Der Roggen wächst, der Pirol kommt wieder, und die neuen Glocken läuten in ihrem hölzernen Turm. Aber der neue Landjäger ist plötzlich unter die Frommen gegangen und sitzt bei jedem Gottesdienst in der hintersten Bank. Jedesmal steht einer der Jungen hinter ihm und sieht ihm über die Schulter, damit er nicht plötzlich Lust bekommt, Verse in sein kleines Buch zu schreiben. Aber es ist doch nicht mehr so, wie es früher war. Das Dorf ist nicht mehr ein stilles Haus, wo sie unter sich sind, hoch und gering. Etwas steht vor der Tür, in der Dämmerung, aber man erkennt es nicht. Man hört nur seinen Atem, einen verstohlenen Atem, und man weiß nicht, ob er der eines Wolfes oder eines Lammes ist.

Ja, die Jahre gehen über das Dorf wie Ringe durch einen Baum. Die Rinde bleibt dieselbe, aber unter ihr läuft eine neue, vielfach gezackte Linie durch das Holz. Niemand sieht sie, und erst unter der Säge wird man sie sehen. Die Leute singen wieder in Sowirog, sie leben und trinken wie früher. Sie sehen zur Seite, wenn etwas Neues kommt. Auch das Neue wird vorübergehen, wie Hagel vorübergeht. Aber manchmal richten sie sich auf von ihrer Arbeit, im Torfmoor oder auf dem Acker, und lauschen. Sie legen die Hand über die Augen und suchen den Horizont ab, aber dort ist keine dunkle Wand mit fahlen Rändern zu sehen. Sie schütteln den Kopf und graben weiter. Es war ihnen, als hätte es leise gegrollt in der Ferne.
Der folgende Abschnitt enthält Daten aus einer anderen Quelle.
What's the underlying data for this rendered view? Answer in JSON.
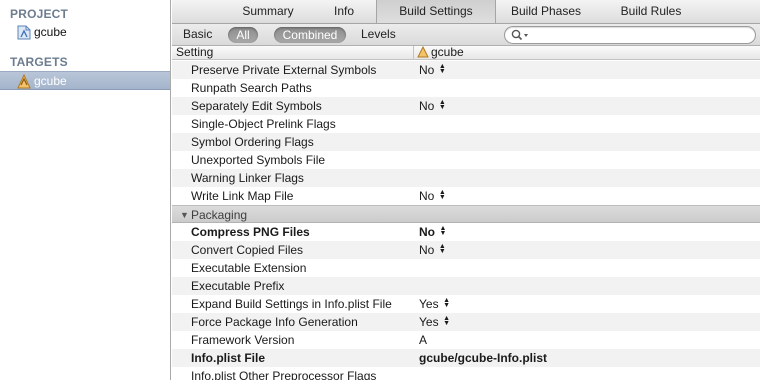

Und manchmal sehen sie nun Kiewitt um die Abendzeit, wie er am Rande des Hochwaldes auf einem Baumstumpf sitzt und über das Dorf blickt. Niemals hat er früher um diese Stunde seine Hütte verlassen, und die Leute von Sowirog wenden den Kopf, wenn sie auf ihren Bänken vor der Tür sitzen, und sehen nach ihm hinüber. Seine kleine Gestalt wird immer grauer und verfließt allmählich mit der Rinde der Bäume und den Wacholderbüschen. Wie die Gestalt eines großen einsamen Vogels, der kein Heim hat und auf die Häuser der Menschen blickt.

Es bedeutet etwas, aber sie wissen nicht, was es bedeutet.